A plan is also different from a promise.
The events of the past 15 months have drawn a stark line between what matters to your customer and what doesn’t. Understanding exactly where this stark line falls is your critical opportunity, and now is the moment to seize it — to promise something that really matters to your market.
... A plan is different from a strategy. A plan is also different from a promise.
It will feel challenging and uncomfortable to be honest about what that promise is, to focus less on your proof points and products and more on your commitment to customers. It will be just as challenging and uncomfortable to hold yourself accountable to it, but (here’s my most sophisticated advice) do it anyway. Decide what matters most and decide not to bend from it. This will give your plans — and pivots — a purpose.
The bravest B2B brands are already embracing this concept.

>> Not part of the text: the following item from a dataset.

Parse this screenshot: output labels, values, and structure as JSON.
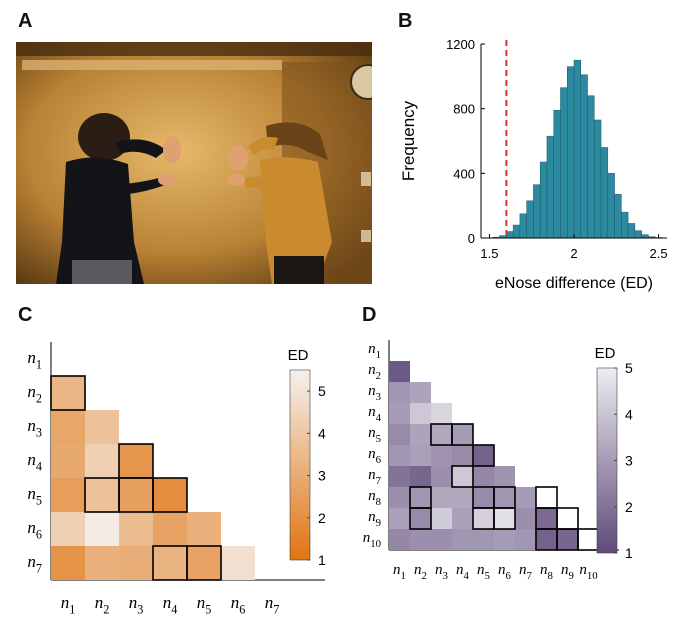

We have a manufacturing client that used to differentiate itself from comparable commodity providers by promising precision-engineered products to builders across the country. The events of 2020 didn’t make precision or efficiency less important, but the most important conversation to have became the one around creating jobs, supporting communities, and bringing back American manufacturing.
We pivoted from a product-focused marketing plan to an advocacy campaign. This shift galvanized the company’s employees and customers and led to the creation of a new coalition in support of making more goods and services right here in the U.S. This umbrella message will influence the product-focused planning going forward and will give every tactical execution a higher purpose.
Promising what matters is an exhilarating and not easy approach to crafting the customer experience. Traditional (tactical) marketing plans are easier to make than a meaningful brand promise. And the plans still matter, just through a different lens. As I like to say: Carve your brand promise in stone. Keep your marketing plans in clay. This approach requires a sincere understanding of your customers’ challenges. It requires honesty about what you can promise to ease their pains and increase their capabilities. It requires tolerance and flexibility as you plan and replan the tactics and tools you need to deliver on your brand promise. And it requires strategic and creative courage to deliver effectively.
Carve your brand promise in stone. Keep your marketing plans in clay.